Woohoo! is the best academic response I can come up with. But before I jump up and down then start penning my resignation: I see what you’re doing, Bobby. He uses them extremely busy people as a sample for their kind, and only point to those with “a faculty for idleness” — those, so to speak, who can be chillax in the weekends, without anxiously checking their phones every fifteen minutes or so. It’s basically these yeah-I’ll-put-my-feet-up-a-bit kind of people who are held in contrast to the zombies:

There is a sort of dead-alive hackneyed people about, who are scarcely conscious of living except in the exercise of some conventional occupation. . . . They have no curiosity; they cannot give themselves over to random provocations; they do not take pleasure in the exercise of their faculties for its own sake; and unless Necessity lays about them with a stick, they will even stand still.

It eventually appears that this is less about a defense for idlers, and more of a cuttingly funny, sniffy disdain lynching of those extremely busy people. For instance, after a lengthy enumeration of said people’s traits, our author proclaims: I do not care how much or how well he works, this fellow is an evil feature in other people’s lives. They would be happier if he were dead. Snort.

+ One thing I disagree with, and I don’t care if I am wrong:

Books are good enough in their own way, but they are a mighty bloodless substitute for life. It seems a pity to sit, like the Lady of Shallott, peering into a mirror, with your back turned on all the bustle and glamour of reality.

Boo. Fine, this is me. But given that life’s been more bustle than glamour for me lately, I’m quite comfortable with bloodless substitutes, thank you.

* * *

->Letter to a Young Gentleman Who Proposes to Embrace the Career of Art

+ Which is basically a response along the lines of, “Sure about this, dumbass?” and “Gahdammit, how will you feed yerself?” But what’s different between the average parent cross-examining this desire for an artistic life, and our author: Stevenson answers as one who once asked this question, as someone who leads such a life. And noble it may be, as grandiose one’s heart’s desires are: this shit is hard, dude.

+ Stevenson underscores the gentleman’s youth, asks him to be certain that this is truly a “vocation” and not simply a “temptation,” some passing folly: is this what you truly desire?

Is it worth doing?—when it shall have occurred to any artist to ask himself that question, it is implicitly answered in the negative.

But, after the examination: there is no room for hesitation: follow your bent. And then, the rest is a lot of warnings, a lot of practical advice, but the assurance that art is the shiznit:

In the life of the artist there need be no hour without its pleasure. I take the author, with whose career I am best acquainted; and it is true he works in a rebellious material, and that the act of writing is cramped and trying both to the eyes and the temper; but remark him in his study, when matter crowds upon him and words are not wanting — in what a continual series of small successes time flows by; with what a sense of power as of one moving mountains, he marshals his petty characters; with what pleasures, both of the ear and eye, he sees his airy structure growing on the page; and how he labours in a craft to which the whole material of his life is tributary, and which opens a door to all his tastes, his loves, his hatreds, and his convictions, so that what he writes is only what he longed to utter.

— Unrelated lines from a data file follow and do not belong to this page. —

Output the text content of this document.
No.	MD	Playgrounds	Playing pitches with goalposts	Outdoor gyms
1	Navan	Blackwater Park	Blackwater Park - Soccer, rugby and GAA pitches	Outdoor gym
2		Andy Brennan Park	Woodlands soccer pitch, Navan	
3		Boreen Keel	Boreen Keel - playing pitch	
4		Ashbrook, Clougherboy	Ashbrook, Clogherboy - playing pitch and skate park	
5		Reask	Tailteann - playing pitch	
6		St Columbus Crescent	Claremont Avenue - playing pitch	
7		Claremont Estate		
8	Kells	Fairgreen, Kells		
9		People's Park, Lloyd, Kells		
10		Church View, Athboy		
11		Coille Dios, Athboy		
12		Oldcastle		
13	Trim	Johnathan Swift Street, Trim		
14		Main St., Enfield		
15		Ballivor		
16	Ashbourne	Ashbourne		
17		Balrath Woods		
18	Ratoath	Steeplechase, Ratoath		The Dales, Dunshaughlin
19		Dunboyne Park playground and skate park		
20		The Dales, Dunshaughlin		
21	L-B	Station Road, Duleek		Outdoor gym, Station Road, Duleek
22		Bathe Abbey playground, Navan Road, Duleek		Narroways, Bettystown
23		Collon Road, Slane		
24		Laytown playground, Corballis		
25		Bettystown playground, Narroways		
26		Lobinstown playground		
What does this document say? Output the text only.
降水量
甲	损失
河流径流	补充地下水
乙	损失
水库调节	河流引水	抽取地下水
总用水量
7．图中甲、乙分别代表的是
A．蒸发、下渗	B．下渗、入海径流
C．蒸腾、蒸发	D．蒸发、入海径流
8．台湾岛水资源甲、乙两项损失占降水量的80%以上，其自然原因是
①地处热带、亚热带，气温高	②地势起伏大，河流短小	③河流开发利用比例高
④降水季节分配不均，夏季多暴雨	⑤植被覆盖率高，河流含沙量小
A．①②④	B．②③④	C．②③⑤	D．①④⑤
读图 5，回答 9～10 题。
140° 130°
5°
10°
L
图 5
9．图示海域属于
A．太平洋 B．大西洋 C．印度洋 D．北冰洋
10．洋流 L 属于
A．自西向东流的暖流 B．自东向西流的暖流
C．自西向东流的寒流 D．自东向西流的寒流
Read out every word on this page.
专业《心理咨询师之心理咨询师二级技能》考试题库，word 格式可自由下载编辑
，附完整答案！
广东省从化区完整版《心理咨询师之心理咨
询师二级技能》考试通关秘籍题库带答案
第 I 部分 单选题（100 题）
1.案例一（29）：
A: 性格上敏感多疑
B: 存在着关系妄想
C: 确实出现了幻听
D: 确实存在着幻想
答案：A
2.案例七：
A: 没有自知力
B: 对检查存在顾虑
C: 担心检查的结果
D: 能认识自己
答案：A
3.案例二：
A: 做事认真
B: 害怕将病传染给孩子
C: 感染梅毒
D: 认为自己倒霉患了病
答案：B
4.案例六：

He may have enjoyed many things in this big, tragic playground of the world; but what shall he have enjoyed more fully than a morning of successful work? Suppose it ill paid: the wonder is it should be paid at all. Other men pay, and pay dearly, for pleasures less desirable.

* * *

->On Falling in Love

+ Yihee. Haha. Aherm. That falling in love is “one event in life which really astonishes a man and startles him out of his prepared opinions”—the first of many descriptions and definitions. This entire essay is so cute. Having gleaned the impression that this amusingly sarcastic goat actually has a marshmallow heart, his elaborations on love are just so adorable. Funny and witty, awesomez. And earnest too. See:

Falling in love is the one illogical adventure, the one thing of which we are tempted to think as supernatural, in our trite and reasonable world. The effect is out of all proportion with the cause. Two persons, neither of them, it may be, very amiable or very beautiful, meet, speak a little, and look a little into each other’s eyes. That has been done a dozen or so of times in the experience of either with no great result. But on this occasion all is different. They fall at once into that state in which another person becomes to us the very gist and centrepoint of God’s creation, and demolishes our laborious theories with a smile; in which our ideas are so bound up with the one master-thought that even the trivial cares of our own person become so many acts of devotion, and the love of life itself is translated into a wish to remain in the same world with so precious and desirable a fellow-creature.

+ So much earnestness. So affective, and I found myself nodding along, or chuckling, or both. Here’s a favorite:

. . . for the essence of love is kindness; and indeed it may be best defined as a passionate kindness, so to speak, to run mad and become importunate and violent. <3


Bah. It is awesome. As usual. Verra boring around these parts, them awesome books. Bah.